Special inspector Mike Hess blowing cement dust from the hole that was just drilled to install #4 rebar. You can see the dust in the air, the holes are then cleaned again with a round brush and blown clean again prior to placing epoxy and rebar.
Don and Freddy placing epoxy into the holes after they had been cleaned. Freddy is following Don and placing the rebar’s into wet epoxy, the rebar’s are turned slowly and pushed down slowly until they bottom out in this case approximately 4.5 inches deep, the bars are turned counter clockwise.
Two # 4’s rebar’s are side by side, all rebar placement is usually spelled out by the engineer on each project.

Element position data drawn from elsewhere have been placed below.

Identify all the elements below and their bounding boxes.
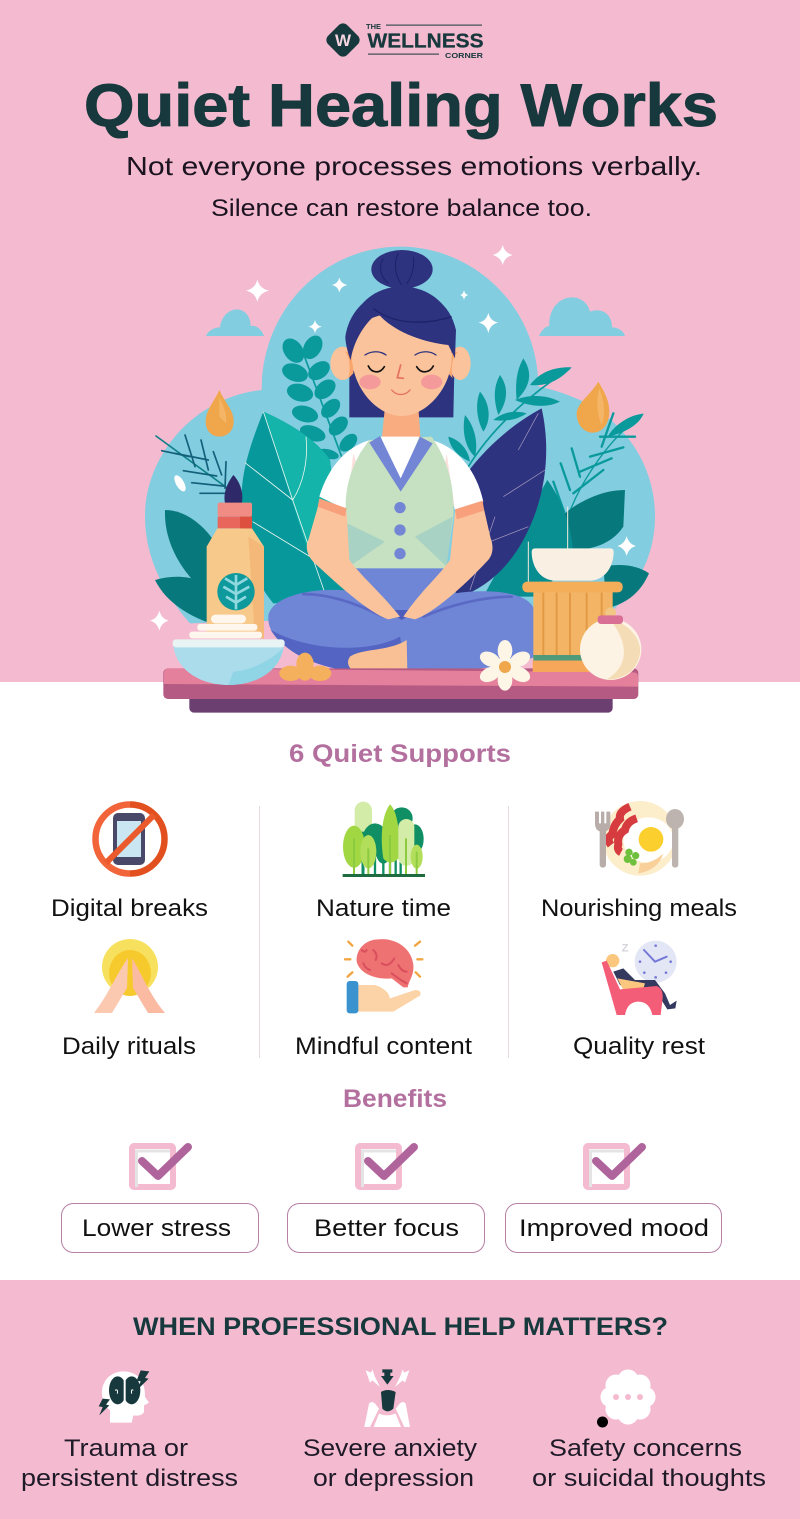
shirt sleeves — [319, 440, 483, 510]
foot — [348, 640, 407, 673]
face details — [359, 352, 442, 394]
dark teal back leaves — [155, 490, 649, 625]
illustration: meditating woman — [145, 245, 655, 713]
pedestal — [522, 507, 623, 672]
daisy — [477, 640, 533, 691]
label: safety concerns or suicidal thoughts — [532, 1435, 766, 1492]
face — [352, 314, 452, 416]
top pink background — [0, 0, 800, 682]
benefit: Better focus — [288, 1146, 484, 1252]
column divider right — [508, 806, 509, 1058]
almond drop right — [577, 382, 609, 433]
benefit: Lower stress — [62, 1146, 258, 1252]
label: trauma or persistent distress: Trauma or — [64, 1435, 188, 1462]
clouds — [206, 297, 625, 336]
logo: The Wellness Corner — [324, 21, 484, 60]
benefit: Lower stress: Lower stress — [82, 1215, 231, 1242]
arms and hands — [307, 498, 493, 619]
benefit: Better focus: Better focus — [314, 1215, 459, 1242]
icon: person under pressure — [364, 1369, 410, 1427]
label: severe anxiety or depression: Severe anxiety — [303, 1435, 477, 1462]
fringe hair — [345, 289, 456, 360]
label: Mindful content: Mindful content — [295, 1033, 472, 1060]
orange blossom — [279, 653, 331, 681]
logo: The Wellness Corner: CORNER — [445, 51, 484, 60]
label: severe anxiety or depression: or depression — [313, 1465, 474, 1492]
neck — [382, 407, 421, 440]
icon: breakfast plate — [595, 801, 684, 876]
logo: The Wellness Corner: WELLNESS — [368, 30, 484, 52]
label: trauma or persistent distress — [21, 1435, 238, 1492]
logo: The Wellness Corner: W — [335, 31, 352, 50]
icon: resting by clock — [602, 941, 677, 1015]
subtitle line two: Silence can restore balance too. — [211, 195, 592, 222]
hair bun — [371, 250, 433, 289]
icon: brain on hand — [345, 939, 422, 1013]
right spiky fern — [553, 413, 642, 520]
big teal leaf — [242, 412, 347, 603]
label: safety concerns or suicidal thoughts: or suicidal thoughts — [532, 1465, 766, 1492]
blue backdrop — [145, 247, 655, 623]
hair back — [349, 287, 455, 417]
stacked towels and bowl — [173, 615, 285, 685]
ears — [330, 347, 471, 380]
heading: 6 Quiet Supports: 6 Quiet Supports — [289, 740, 511, 768]
left spiky fern — [156, 435, 230, 493]
icon: thought bubble — [597, 1370, 656, 1428]
title: Quiet Healing Works — [84, 72, 718, 139]
heading: when professional help matters: WHEN PROFESSIONAL HELP MATTERS? — [133, 1313, 668, 1341]
icon: forest — [343, 802, 425, 877]
label: Nature time: Nature time — [316, 895, 451, 922]
benefit: Improved mood — [506, 1146, 722, 1252]
centre right fern — [448, 358, 572, 467]
icon: no phone — [96, 804, 164, 874]
label: Digital breaks: Digital breaks — [51, 895, 208, 922]
centre left fern — [278, 332, 361, 461]
label: Quality rest: Quality rest — [573, 1033, 705, 1060]
label: severe anxiety or depression — [303, 1435, 477, 1492]
trousers — [268, 568, 535, 672]
almond drop left — [206, 390, 234, 437]
column divider left — [259, 806, 260, 1058]
bottle — [207, 475, 264, 638]
mid teal leaf behind right — [483, 480, 573, 597]
bottom pink panel background — [0, 1280, 800, 1519]
heading: Benefits: Benefits — [343, 1085, 447, 1113]
platform — [163, 668, 638, 713]
label: Daily rituals: Daily rituals — [62, 1033, 196, 1060]
subtitle line one: Not everyone processes emotions verbally. — [126, 151, 702, 181]
label: Nourishing meals: Nourishing meals — [541, 895, 737, 922]
label: trauma or persistent distress: persistent distress — [21, 1465, 238, 1492]
benefit: Improved mood: Improved mood — [519, 1215, 709, 1242]
icon: head with brain and lightning — [99, 1370, 149, 1423]
label: safety concerns or suicidal thoughts: Safety concerns — [549, 1435, 742, 1462]
navy leaf — [455, 408, 546, 598]
logo: The Wellness Corner: THE — [366, 22, 381, 31]
icon: praying hands — [94, 939, 165, 1013]
perfume bottle — [580, 607, 641, 680]
icon: resting by clock: Z — [622, 943, 629, 955]
sparkles — [150, 245, 636, 631]
vest — [346, 436, 454, 568]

Julio placing rebar into freshly poured concrete, Julio has a pre-made template, you can see the two notches cut into the template, one for the outside bar and one for the inside bar, there is a cleat or stop on the bottom which fits against the form so each rebar is exactly the same distance from the edge and help line up the panels.
In this photo you can see the edge of the cleat being pushed against the form and this allows the rebar to fit between the foam and wire mesh. I usually crowd the foam side, this helps the Tridipanels to be installed quickly and in a straight line, I highly recommend this method.
Julio fastening a surround for the finished door jam to be placed into, he is fasting a metal clip to the bottom of the jam, the clip is then shot into the slab with a low V power gun, a spreader plate is placed across the base so the temp jam can’t move.
The black line in front of the temporary jam is the finished cement, this jam is set exactly on this finish line, the lines are sprayed with clear lacquered paint and used as a reference, you can see the metal clip and orange plastic around he head of the concrete pin behind the rebar’s, also the black line is for the finish cement, the red is the line for the wire mesh and panels to set on.